About two years ago; I made a pretty big decision regarding the medium of my media. I was tired of re-purchasing music, not having it when I wanted it, not being able to enjoy it as much as I wanted to, or simply not being able to find it. Something had to change, and ultimately; I decided to skip the middle man and go with an Old School/New School music library.
I can’t really blame my hatred for the compact disc on the medium itself; but on my inability to care for, organize, or preserve it. I was a habitual offender of tossing CDs around until they were quickly un-listenable, misplacing them for months at a time, stacking them in piles on my desk without their protective cases, or letting them slide between the shifter and driver’s seat of whatever I was driving at the time; often resulting in the re-purchase of many of my favorite albums over, and over again (you’re welcome music industry.) After rendering an irreplaceable CD useless (Eric Hutchinson’s Before I sold out) I decided I needed a better way to manage my music. My brother, who has the largest collection of CDs of anyone I know, gladly took the mismatched, uncared for, mostly unusable collection of compact discs off my hands to attempt to salvage what he could – I was ready to start over.
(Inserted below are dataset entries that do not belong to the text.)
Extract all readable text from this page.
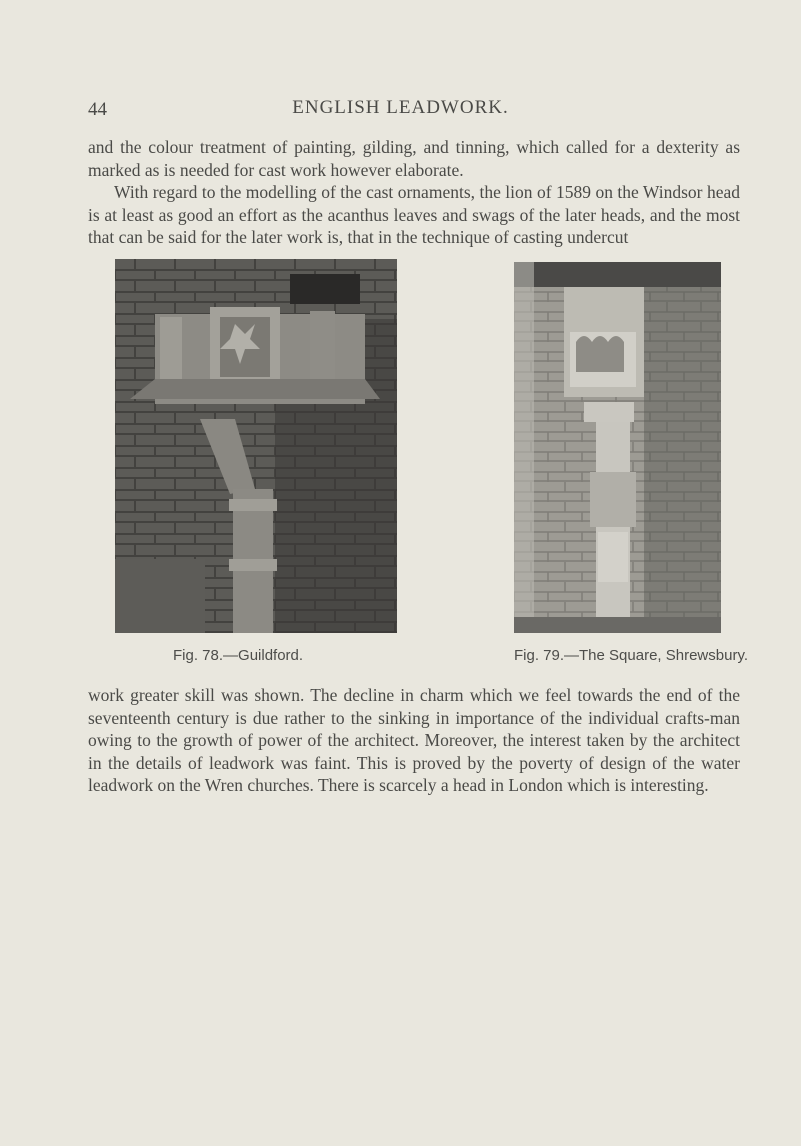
44	ENGLISH LEADWORK.

and the colour treatment of painting, gilding, and tinning, which called for a dexterity as marked as is needed for cast work however elaborate.

With regard to the modelling of the cast ornaments, the lion of 1589 on the Windsor head is at least as good an effort as the acanthus leaves and swags of the later heads, and the most that can be said for the later work is, that in the technique of casting undercut

Fig. 78.—Guildford.	Fig. 79.—The Square, Shrewsbury.

work greater skill was shown. The decline in charm which we feel towards the end of the seventeenth century is due rather to the sinking in importance of the individual crafts-man owing to the growth of power of the architect. Moreover, the interest taken by the architect in the details of leadwork was faint. This is proved by the poverty of design of the water leadwork on the Wren churches. There is scarcely a head in London which is interesting.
I needed a better way of doing things; my newly acquired iPhone made part of this decision rather easy. The convenience of being able to carry my music collection in my pocket wherever I went was awesome; and a lot easier than carrying a backpack full of CDs. Adding in perks like internet radio, and the mobile iTunes store clearly led the way to maintaining my music digitally. Being a huge fan of live recordings; I’ve found that digital recordings (obtained legally through artists taping policy of course, I love that they still call them ‘tape’ policies) are readily available online and are typically free. There is also a lot of music that is exclusivity digital… many up and coming, local, or generally unknown artists, often give away free downloads in return for signing up for mailing lists, or as perks of coming to a show. A lot of artists release ‘iTunes exclusives’ as well. So if I want to listen to Matt Nathanson’s acoustic version of ‘to the beat of our noisy hearts’ I can quickly pull it up on my iPhone and enjoy his sweet melodies wherever I am. Lucky for me, Matt’s latest release: Modern Love was available in both old and new school mediums.
There are a few downsides to going purely digital, however. Hearing an amazing new song on Pandora, and clicking the ‘buy on iTunes’ button is nothing short of convenient (and a genius moneymaker for the record label I’m sure.) But what if there is an even better track on that record? One that the producers, executives, and program directors might have missed. There is a good chance that I’d miss that track too. Unless I bought the whole record. Being able to dial in any specific song I’d like to hear, or simply putting 5,000 songs on shuffle is convenient, but it is nearly impossible to appreciate the art of a record on a 4 inch screen, without liner notes.
Artists and Bands, the good ones anyway, craft albums as single entities. Sure, it may consists of 10 or 12 individual tracks; but the album, as a whole, is a work of art in itself. A quality album, in my book, can be listened to cover to cover without the need to skip a track – this is where vinyl shines. I started to collect vinyl before I had a record player – I thought they looked cool on a shelf; and figured that someday I’d get around to actually purchasing a turntable. I wasn’t in a rush to get one because I thought it would be more of a novelty than anything else. When I inevitably bought one; my world changed. I now look forward to finding an hour or so to turn everything else off, put a record on, and enjoy the collection of songs as the creator intended. Now, two years later, my music collection of about 50 12 inch LPs, 40 or so 7 inch EPs and promos, and 5000+ digital songs, is growing nicely, and just what I needed. If you have a collection of unwanted CDs – my brother will, most likely, gladly take them off your hands… just don’t tell his wife.